Yes, the Italians ripped off a lot of American movies in the 1970s and ’80s. But you know who really excelled at the mockbuster, folks? Turkey.
Seytan is a product of this rich atmosphere of copying that which is great in other nations’ cinema, because Seytan is the Turkish equivalent of The Exorcist. I don’t mean it was simply inspired by The Exorcist the way other exploitative horror flicks like Abby or Beyond the Door were. I mean Seytan is at times a shot-for-shot knock-off of The Exorcist, complete with a muddied soundtrack directly stolen and then slightly modified to have a longer intro. Sure, it’s not 100%…but then that wouldn’t have worked, considering the heavy dose of Catholicism that The Exorcist carried. Instead, it’s more like, oh 80%, with the remaining 20% changed due to the low budget and necessity for adapting it to a Muslim audience.
There are no priests in Seytan. Instead of our young priest, a doubting priest guilt-struck over his mother’s death in an asylum, you have a young author, a doubting psychologist guilt-struck over his mother’s death in an asylum. Instead of an old priest with a penchant for Satanic archaeology who has faced the Devil before and suffers a heart condition, you have an old mullah with a penchant for Satanic archaeology who has faced the Devil before and suffers a heart condition. Instead of a cross and heavy cursing, the Turkish Reagan stabs herself with a satanic letter opener. She also never spiderwalks down the stairs or tells an astronaut that he’s going to die in space…but she does totally urinate in front of everyone at a party.

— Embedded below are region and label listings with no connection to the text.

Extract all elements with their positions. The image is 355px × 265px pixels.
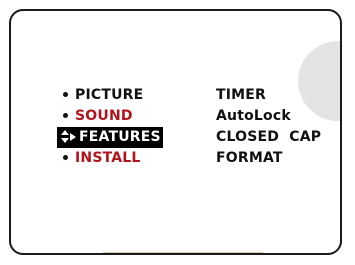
decorative-shadow [103,252,263,253]
bullet-icon [63,112,68,118]
submenu-item-timer[interactable]: TIMER [216,85,336,106]
submenu-item-format[interactable]: FORMAT [216,148,336,169]
menu-item-sound[interactable]: SOUND [47,106,165,127]
bullet-icon [63,91,68,97]
menu-item-label: SOUND [75,108,133,124]
menu-item-picture[interactable]: PICTURE [47,85,165,106]
submenu-item-label: AutoLock [216,108,291,124]
features-submenu: TIMER AutoLock CLOSED CAP FORMAT [216,85,336,169]
submenu-item-label: CLOSED CAP [216,129,322,145]
main-menu: PICTURE SOUND FEATURES INSTALL [47,85,165,169]
tv-osd-screen: PICTURE SOUND FEATURES INSTALL TIMER Aut… [9,9,342,255]
bullet-icon [63,154,68,160]
menu-item-label: FEATURES [79,129,161,145]
submenu-item-label: TIMER [216,87,267,103]
menu-item-label: INSTALL [75,150,141,166]
submenu-item-label: FORMAT [216,150,283,166]
menu-item-label: PICTURE [75,87,144,103]
submenu-item-closed-cap[interactable]: CLOSED CAP [216,127,336,148]
menu-item-install[interactable]: INSTALL [47,148,165,169]
updown-right-cursor-icon [59,127,76,148]
submenu-item-autolock[interactable]: AutoLock [216,106,336,127]
menu-item-features[interactable]: FEATURES [57,127,163,148]
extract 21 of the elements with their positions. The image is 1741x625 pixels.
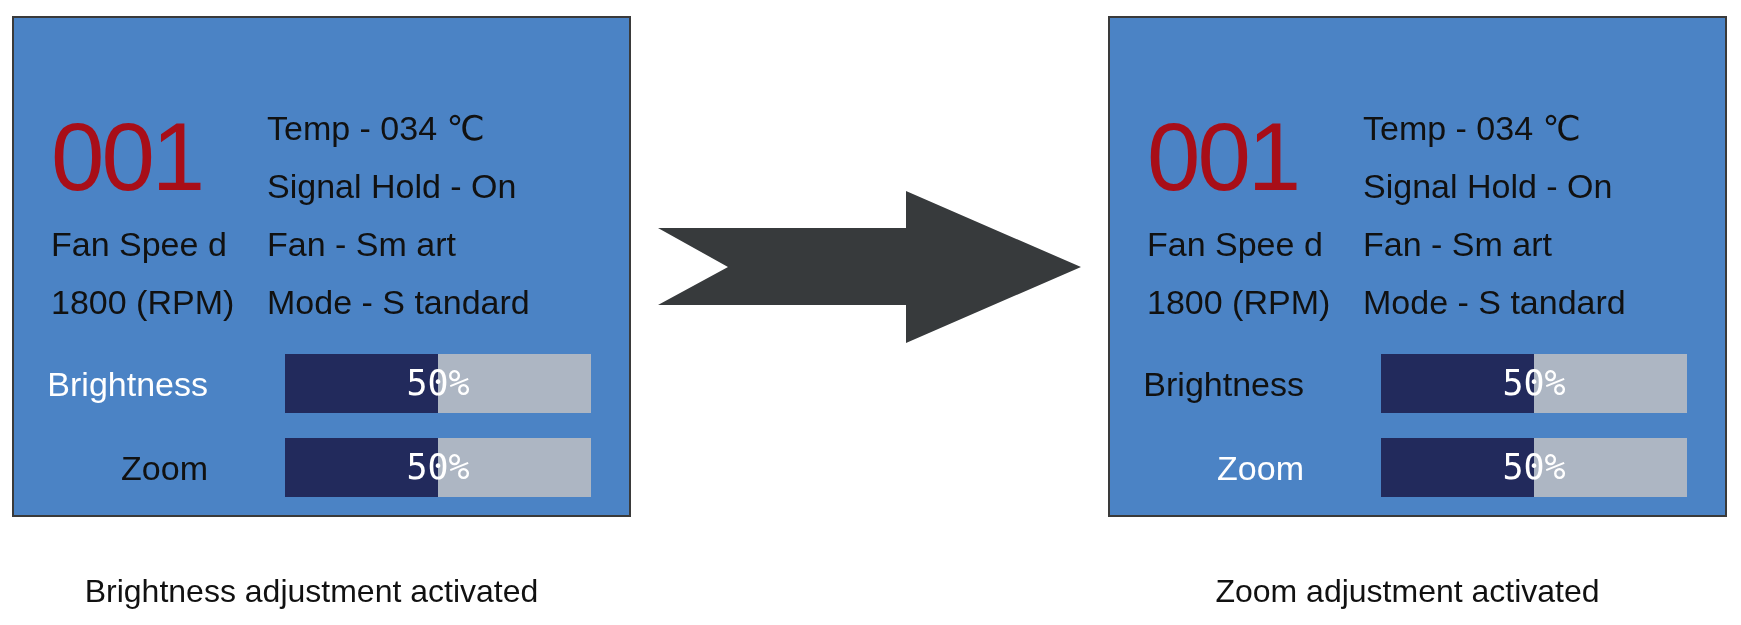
adjustment-label: Brightness bbox=[47, 363, 208, 404]
caption-text: Zoom adjustment activated bbox=[1215, 573, 1600, 610]
fan-speed-text: Fan Spee d bbox=[1147, 224, 1323, 265]
setting-text: Temp - 034 ℃ bbox=[1363, 108, 1581, 149]
setting-text: Signal Hold - On bbox=[267, 166, 517, 207]
setting-text: Fan - Sm art bbox=[267, 224, 456, 265]
right-arrow-icon bbox=[658, 190, 1081, 343]
setting-text: Temp - 034 ℃ bbox=[267, 108, 485, 149]
setting-text: Signal Hold - On bbox=[1363, 166, 1613, 207]
fan-speed-text: 1800 (RPM) bbox=[51, 282, 235, 323]
channel-number: 001 bbox=[1147, 109, 1299, 205]
adjustment-label: Zoom bbox=[121, 447, 208, 488]
adjustment-label: Brightness bbox=[1143, 363, 1304, 404]
fan-speed-text: 1800 (RPM) bbox=[1147, 282, 1331, 323]
fan-speed-text: Fan Spee d bbox=[51, 224, 227, 265]
setting-text: Mode - S tandard bbox=[1363, 282, 1626, 323]
channel-number: 001 bbox=[51, 109, 203, 205]
adjustment-label: Zoom bbox=[1217, 447, 1304, 488]
setting-text: Fan - Sm art bbox=[1363, 224, 1552, 265]
setting-text: Mode - S tandard bbox=[267, 282, 530, 323]
caption-text: Brightness adjustment activated bbox=[84, 573, 539, 610]
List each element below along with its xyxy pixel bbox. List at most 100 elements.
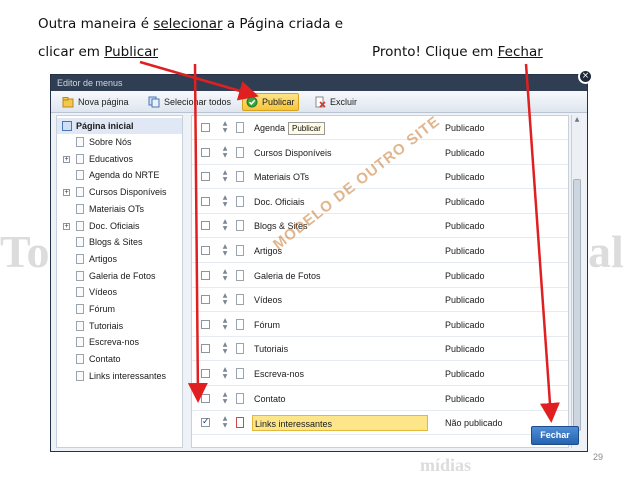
reorder-arrows-icon[interactable]: ▲ ▼	[220, 145, 230, 161]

Unfortunately while Seytan is quite an incredible copy, it’s still obviously skimping on the budget and the skill. The special effects are laughable when compared to the original(the bed-shaking scene got downgraded to a shaking mattress), and the cinematography just isn’t as awe-inspiring. There’s also a lot less polish to the finished product and garbled audio, which is further complicated by the poor subtitles on the only version I could find, though I don’t begrudge the film for this.
When Islam does come into it, it mostly involves the old priest-type character, who uses a Qur’an and holy water taken from the Well of Zamzam in Mecca, Saudi Arabia. There is also a brief scene involving a mosque and knock-off Reagan running up to hug another mullah, who rubs the top of her head and smiles that she has been spared from the grasp of Satan. It’s actually a rather touching note to end on in a film that is otherwise lacking if you are familiar with the classic it’s aping, and I do appreciate the updates made to make the film more culturally relevant in an Islamic nation.
Oh, one other thing…I didn’t find Seytan as funny, but that’s because it wasn’t nearly as well done. Yes, I found The Exorcist funny. We’ve talked about this. I have a heart made of rot and horror.